Ada banyak momen seperti itu dalam Solo Leveling. Versi kartun film ini berlatar di dunia di mana kelangsungan hidup manusia bergantung pada “hunter” atau pemburu—manusia dengan kemampuan khusus—yang bertarung dan mengalahkan monster magis yang muncul melalui portal misterius, atau “gerbang”.
Tingkat kemampuan pemburu monster sudah ditentukan sebelumnya dan tidak dapat diubah atau naik level.
Kita dikenalkan karakter utama, Sung Jin-woo. Dia adalah “senjata terlemah” umat manusia. Tapi, setelah mengalami pengalaman hampir mati, dia menjadi satu-satunya yang memiliki kemampuan untuk “meningkatkan level” kemampuannya.
Cerita ini, beserta adegan-adegan aksi yang ditampilkannya, bahkan menggeser kesukaan penggemar pada Demon Slayer dan One Piece untuk menjadi serial paling banyak ditonton dalam sejarah Crunchyroll, menurut Sony.
Crunchyroll merupakan platform streaming anime untuk penonton di luar Asia yang dimiliki Sony.
Sumber gambar, Courtesy of Netflix
Oleh karena itu, para penggemar tidak yakin Netflix dapat memenuhi ekspektasi mereka.
Mereka yang menonton adaptasi live-action “tidak akan mendapatkan pengalaman yang sama,” tegas Guerrero, yang memperkirakan hasilnya akan menjadi “cerita setengah matang” di mana poin-poin penting alur cerita akan hilang.
Mengubah anime menjadi live-action adalah tantangan berat. Baik itu dari segi kreativitas dan menjaga keseimbangan: di satu sisi ada penggemar yang kritis, dan di sisi lain, ada peluang untuk menjangkau penonton baru.
Terlepas dari siapa yang akan bermain dan produksinya, penting untuk menangkap nada yang tepat, kata Geoff Thew, yang mengulas anime di saluran YouTube-nya “Mother’s Basement” dengan hampir 1,4 juta pengikut.
“Hal-hal yang berhasil secara dramatis dan estetis dalam realitas yang ditingkatkan dalam animasi tidak selalu bisa diterjemahkan ke dalam live action,” katanya.

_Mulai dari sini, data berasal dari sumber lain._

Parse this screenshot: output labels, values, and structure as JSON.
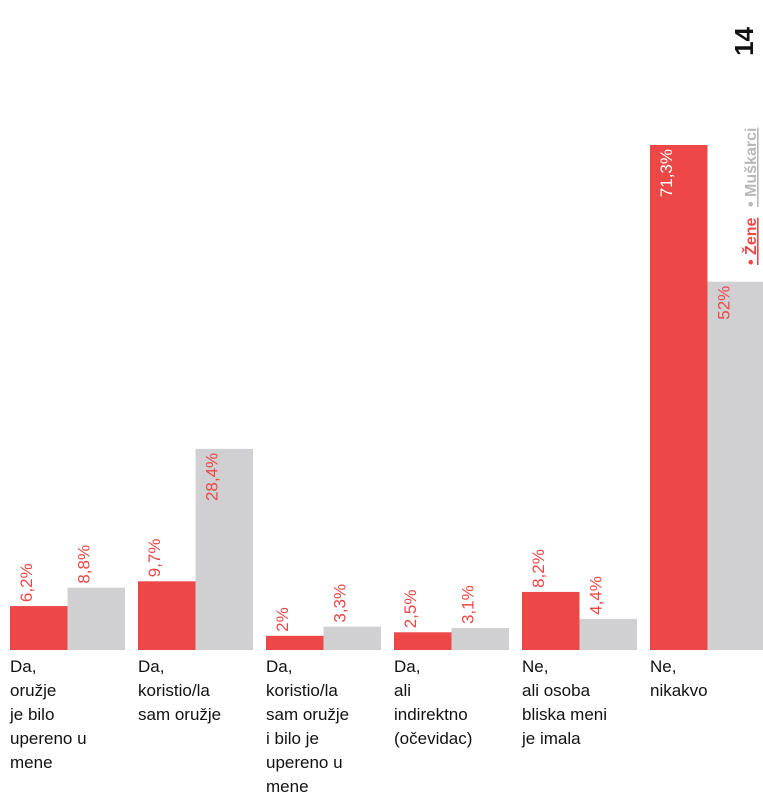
{
  "page_number": "14",
  "legend": {
    "women": "• Žene",
    "men": "• Muškarci"
  },
  "colors": {
    "women": "#ed4747",
    "men": "#d0d0d2",
    "men_text": "#b8b8bb",
    "text": "#111111"
  },
  "chart_data": {
    "type": "bar",
    "categories": [
      [
        "Da,",
        "oružje",
        "je bilo",
        "upereno u",
        "mene"
      ],
      [
        "Da,",
        "koristio/la",
        "sam oružje"
      ],
      [
        "Da,",
        "koristio/la",
        "sam oružje",
        "i bilo je",
        "upereno u",
        "mene"
      ],
      [
        "Da,",
        "ali",
        "indirektno",
        "(očevidac)"
      ],
      [
        "Ne,",
        "ali osoba",
        "bliska meni",
        "je imala"
      ],
      [
        "Ne,",
        "nikakvo"
      ]
    ],
    "series": [
      {
        "name": "Žene",
        "values": [
          6.2,
          9.7,
          2,
          2.5,
          8.2,
          71.3
        ],
        "labels": [
          "6,2%",
          "9,7%",
          "2%",
          "2,5%",
          "8,2%",
          "71,3%"
        ]
      },
      {
        "name": "Muškarci",
        "values": [
          8.8,
          28.4,
          3.3,
          3.1,
          4.4,
          52
        ],
        "labels": [
          "8,8%",
          "28,4%",
          "3,3%",
          "3,1%",
          "4,4%",
          "52%"
        ]
      }
    ],
    "ylim": [
      0,
      71.3
    ],
    "grid": false,
    "legend_position": "right, rotated vertical"
  }
}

“Momen-momen ikonik dari anime asli mungkin tidak berjalan dalam live action, tetapi apapun perubahan yang Anda buat, momen-momen tersebut tetap harus dikenali oleh penggemar.”
Mimpi Hollywood
Hollywood pertama kali mengadaptasi anime menjadi film live-action pada 1990-an, tetapi hasilnya tidak memuaskan.

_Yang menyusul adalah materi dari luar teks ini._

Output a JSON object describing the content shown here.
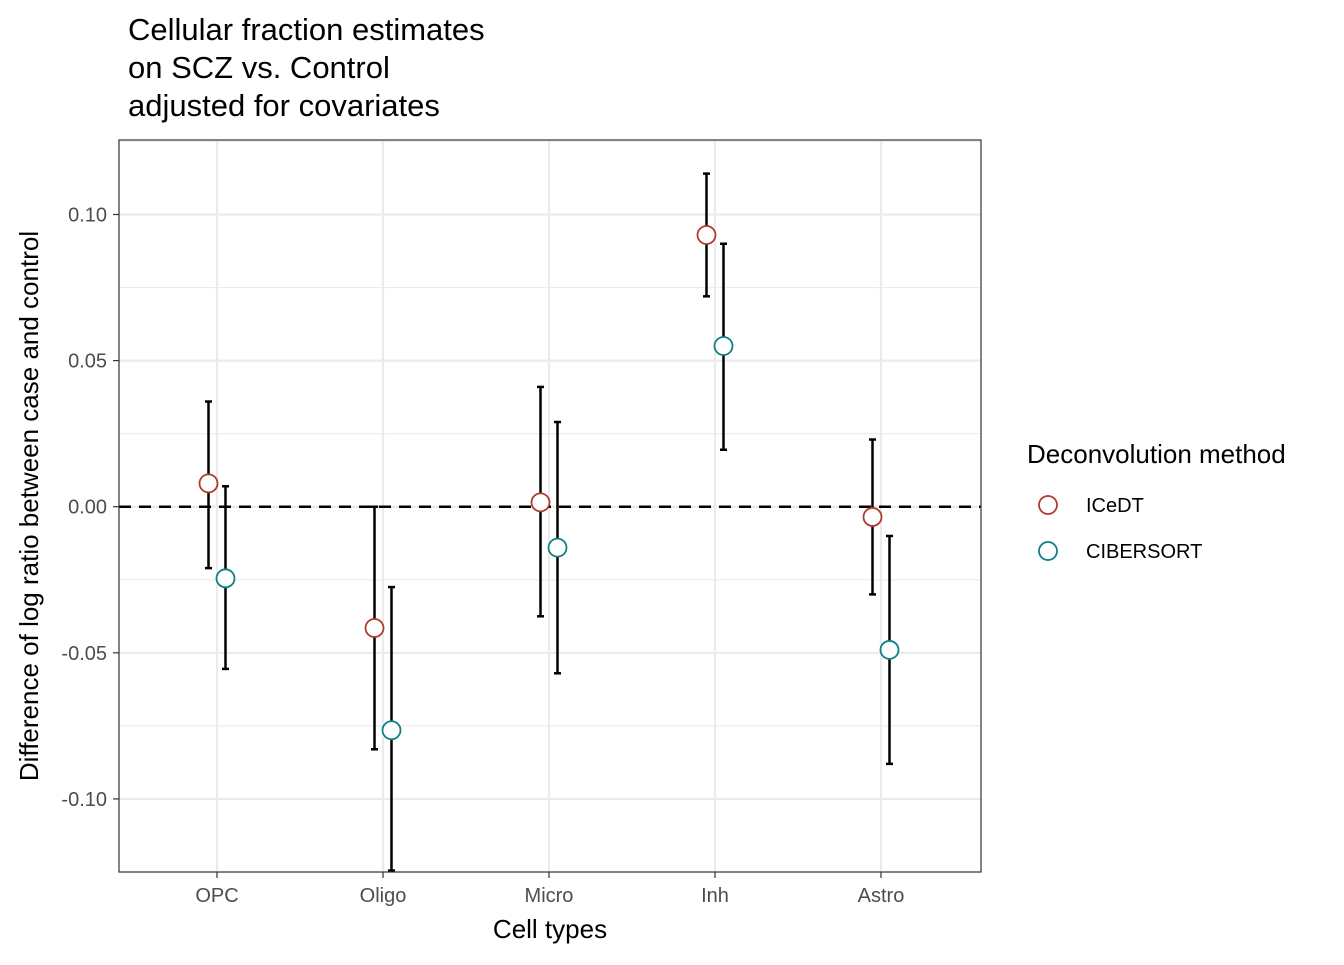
{
  "chart_data": {
    "type": "scatter",
    "title_lines": [
      "Cellular fraction estimates",
      "on SCZ vs. Control",
      "adjusted for covariates"
    ],
    "xlabel": "Cell types",
    "ylabel": "Difference of log ratio between case and control",
    "categories": [
      "OPC",
      "Oligo",
      "Micro",
      "Inh",
      "Astro"
    ],
    "ylim": [
      -0.125,
      0.1255
    ],
    "yticks": [
      0.1,
      0.05,
      0.0,
      -0.05,
      -0.1
    ],
    "ytick_labels": [
      "0.10",
      "0.05",
      "0.00",
      "-0.05",
      "-0.10"
    ],
    "reference_line": {
      "y": 0,
      "style": "dashed",
      "color": "#000000"
    },
    "grid": true,
    "legend": {
      "title": "Deconvolution method",
      "position": "right"
    },
    "series": [
      {
        "name": "ICeDT",
        "color": "#B03A2E",
        "values": [
          0.008,
          -0.0415,
          0.0015,
          0.093,
          -0.0035
        ],
        "lower": [
          -0.021,
          -0.083,
          -0.0375,
          0.072,
          -0.03
        ],
        "upper": [
          0.036,
          0.0,
          0.041,
          0.114,
          0.023
        ]
      },
      {
        "name": "CIBERSORT",
        "color": "#127F80",
        "values": [
          -0.0245,
          -0.0765,
          -0.014,
          0.055,
          -0.049
        ],
        "lower": [
          -0.0555,
          -0.1245,
          -0.057,
          0.0195,
          -0.088
        ],
        "upper": [
          0.007,
          -0.0275,
          0.029,
          0.09,
          -0.01
        ]
      }
    ]
  }
}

Adaptasi Dragonball Evolution pada 2009 dihujat oleh penggemar anime waralaba ikonik yang telah berusia empat dekade itu.
Sampai akhirnya, penulis skenario merasa terpaksa meminta maaf secara publik bertahun-tahun kemudian.

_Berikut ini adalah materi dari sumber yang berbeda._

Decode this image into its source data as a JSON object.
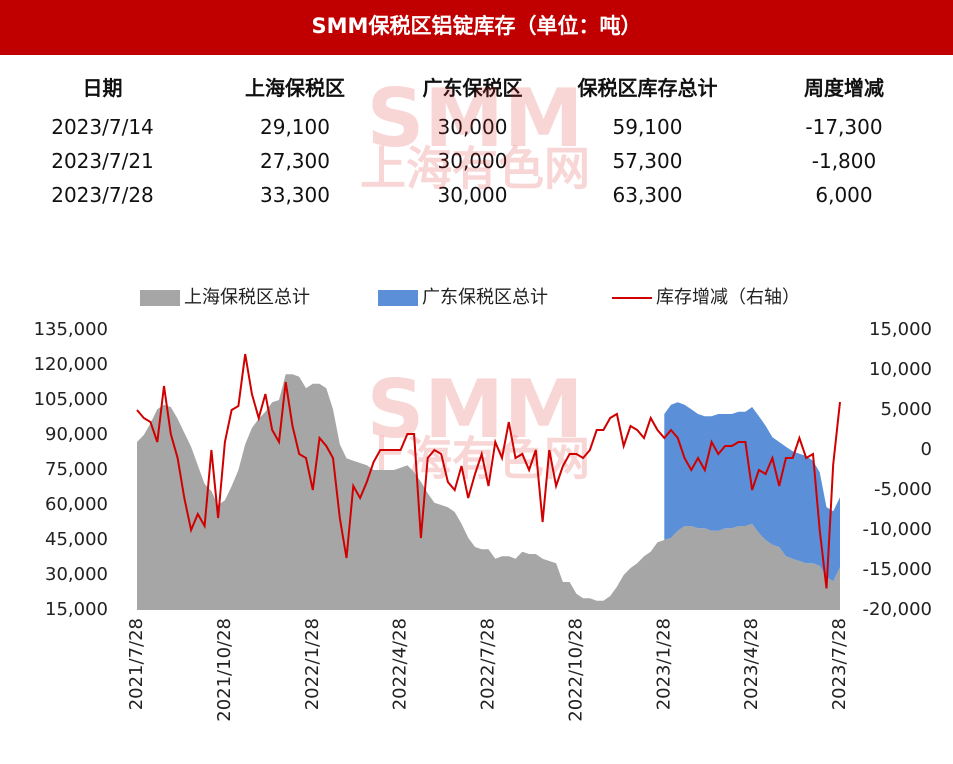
{
  "title": "SMM保税区铝锭库存（单位：吨）",
  "watermark": [
    "SMM",
    "上海有色网"
  ],
  "table": {
    "header": [
      "日期",
      "上海保税区",
      "广东保税区",
      "保税区库存总计",
      "周度增减"
    ],
    "rows": [
      [
        "2023/7/14",
        "29,100",
        "30,000",
        "59,100",
        "-17,300"
      ],
      [
        "2023/7/21",
        "27,300",
        "30,000",
        "57,300",
        "-1,800"
      ],
      [
        "2023/7/28",
        "33,300",
        "30,000",
        "63,300",
        "6,000"
      ]
    ]
  },
  "chart_data": {
    "type": "combo",
    "categories": [
      "2021/7/28",
      null,
      null,
      null,
      null,
      null,
      null,
      null,
      null,
      null,
      null,
      null,
      null,
      "2021/10/28",
      null,
      null,
      null,
      null,
      null,
      null,
      null,
      null,
      null,
      null,
      null,
      null,
      "2022/1/28",
      null,
      null,
      null,
      null,
      null,
      null,
      null,
      null,
      null,
      null,
      null,
      null,
      "2022/4/28",
      null,
      null,
      null,
      null,
      null,
      null,
      null,
      null,
      null,
      null,
      null,
      null,
      "2022/7/28",
      null,
      null,
      null,
      null,
      null,
      null,
      null,
      null,
      null,
      null,
      null,
      null,
      "2022/10/28",
      null,
      null,
      null,
      null,
      null,
      null,
      null,
      null,
      null,
      null,
      null,
      null,
      "2023/1/28",
      null,
      null,
      null,
      null,
      null,
      null,
      null,
      null,
      null,
      null,
      null,
      null,
      "2023/4/28",
      null,
      null,
      null,
      null,
      null,
      null,
      null,
      null,
      null,
      null,
      null,
      null,
      "2023/7/28"
    ],
    "series": [
      {
        "name": "上海保税区总计",
        "type": "area",
        "color": "#a6a6a6",
        "values": [
          87000,
          90000,
          95000,
          101000,
          103000,
          102000,
          97000,
          91000,
          85000,
          77000,
          69000,
          66000,
          60000,
          62000,
          68000,
          75000,
          86000,
          93000,
          97000,
          100000,
          104000,
          105000,
          116000,
          116000,
          115000,
          110000,
          112000,
          112000,
          110000,
          101000,
          86000,
          80000,
          79000,
          78000,
          77000,
          75000,
          75000,
          75000,
          75000,
          76000,
          77000,
          74000,
          70000,
          65000,
          61000,
          60000,
          59000,
          57000,
          52000,
          46000,
          42000,
          41000,
          41000,
          37000,
          38000,
          38000,
          37000,
          40000,
          39000,
          39000,
          37000,
          36000,
          35000,
          27000,
          27000,
          22000,
          20000,
          20000,
          19000,
          19000,
          21000,
          25000,
          30000,
          33000,
          35000,
          38000,
          40000,
          44000,
          45000,
          46000,
          49000,
          51000,
          51000,
          50000,
          50000,
          49000,
          49000,
          50000,
          50000,
          51000,
          51000,
          52000,
          48000,
          45000,
          43000,
          42000,
          38000,
          37000,
          36000,
          35000,
          35000,
          34000,
          29100,
          27300,
          33300
        ]
      },
      {
        "name": "广东保税区总计",
        "type": "area",
        "stacked": true,
        "color": "#5b8fd8",
        "values": [
          null,
          null,
          null,
          null,
          null,
          null,
          null,
          null,
          null,
          null,
          null,
          null,
          null,
          null,
          null,
          null,
          null,
          null,
          null,
          null,
          null,
          null,
          null,
          null,
          null,
          null,
          null,
          null,
          null,
          null,
          null,
          null,
          null,
          null,
          null,
          null,
          null,
          null,
          null,
          null,
          null,
          null,
          null,
          null,
          null,
          null,
          null,
          null,
          null,
          null,
          null,
          null,
          null,
          null,
          null,
          null,
          null,
          null,
          null,
          null,
          null,
          null,
          null,
          null,
          null,
          null,
          null,
          null,
          null,
          null,
          null,
          null,
          null,
          null,
          null,
          null,
          null,
          null,
          54000,
          57000,
          55000,
          52000,
          50000,
          49000,
          48000,
          49000,
          50000,
          49000,
          49000,
          49000,
          49000,
          50000,
          50000,
          49000,
          46000,
          45000,
          47000,
          46000,
          46000,
          46000,
          44000,
          40000,
          30000,
          30000,
          30000
        ]
      },
      {
        "name": "库存增减（右轴）",
        "type": "line",
        "axis": "y2",
        "color": "#d00000",
        "values": [
          5000,
          4000,
          3500,
          1000,
          8000,
          2000,
          -1000,
          -6000,
          -10000,
          -8000,
          -9500,
          0,
          -8500,
          1000,
          5000,
          5500,
          12000,
          7000,
          4000,
          7000,
          2500,
          1000,
          8500,
          3000,
          -500,
          -1000,
          -5000,
          1500,
          500,
          -1000,
          -8500,
          -13500,
          -4500,
          -6000,
          -4000,
          -1500,
          0,
          0,
          0,
          0,
          2000,
          2000,
          -11000,
          -1000,
          0,
          -500,
          -4000,
          -5000,
          -2000,
          -6000,
          -3000,
          -500,
          -4500,
          1000,
          -1000,
          3500,
          -1000,
          -500,
          -2500,
          0,
          -9000,
          0,
          -4500,
          -2000,
          -500,
          -500,
          -1000,
          0,
          2500,
          2500,
          4000,
          4500,
          500,
          3000,
          2500,
          1500,
          4000,
          2500,
          1500,
          2500,
          1500,
          -1000,
          -2500,
          -1000,
          -2500,
          1000,
          -500,
          500,
          500,
          1000,
          1000,
          -5000,
          -2500,
          -3000,
          -1000,
          -4500,
          -1000,
          -1000,
          1500,
          -1000,
          -500,
          -10000,
          -17300,
          -1800,
          6000
        ]
      }
    ],
    "ylim": [
      15000,
      135000
    ],
    "yticks": [
      {
        "value": 15000,
        "label": "15,000"
      },
      {
        "value": 30000,
        "label": "30,000"
      },
      {
        "value": 45000,
        "label": "45,000"
      },
      {
        "value": 60000,
        "label": "60,000"
      },
      {
        "value": 75000,
        "label": "75,000"
      },
      {
        "value": 90000,
        "label": "90,000"
      },
      {
        "value": 105000,
        "label": "105,000"
      },
      {
        "value": 120000,
        "label": "120,000"
      },
      {
        "value": 135000,
        "label": "135,000"
      }
    ],
    "y2lim": [
      -20000,
      15000
    ],
    "y2ticks": [
      {
        "value": -20000,
        "label": "-20,000"
      },
      {
        "value": -15000,
        "label": "-15,000"
      },
      {
        "value": -10000,
        "label": "-10,000"
      },
      {
        "value": -5000,
        "label": "-5,000"
      },
      0,
      {
        "value": 5000,
        "label": "5,000"
      },
      {
        "value": 10000,
        "label": "10,000"
      },
      {
        "value": 15000,
        "label": "15,000"
      }
    ],
    "legend": "top"
  }
}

Begitu pula dengan film Ghost in the Shell yang rilis 2017. Film yang terinsiprasi dari manga Jepang dan dibintangi Scarlett Johansson dikritik keras praktik whitewashing—istilah ini merujuk pada penghapusan peran tokoh dari kelompok tertentu menjadi aktor kulit putih.
Film live-action ini disebut gagal total dan menelan kerugian lebih dari US$60 juta.
Namun, Hollywood tak menyerah dan mencoba lagi dengan beberapa proyek besar yang sedang dikerjakan.
Sumber gambar, Getty Images
Legendary, perusahaan produksi film AS di balik film-film seperti Dune dan Jurassic World, akan membuat film Gundam, seri anime fiksi ilmiah militer tentang robot raksasa yang dimulai pada 1979.
Aktris Sydney Sweeney dilaporkan sedang dalam negosiasi akhir untuk berperan dalam film tersebut.
Raksasa konten global, Lionsgate, dilaporkan sedang mempersiapkan Naruto, anime tentang ninja muda yang berjuang keras untuk menjadi pelindung desanya.
“Ada keinginan yang hampir mendesak untuk membuat film live-action yang sempurna, untuk memahami formula yang tepat,” kata Emerald King, pakar budaya Jepang di Universitas Tasmania, Australia.
Ukuran ceruk pasar mungkin punya peran dalam hal ini.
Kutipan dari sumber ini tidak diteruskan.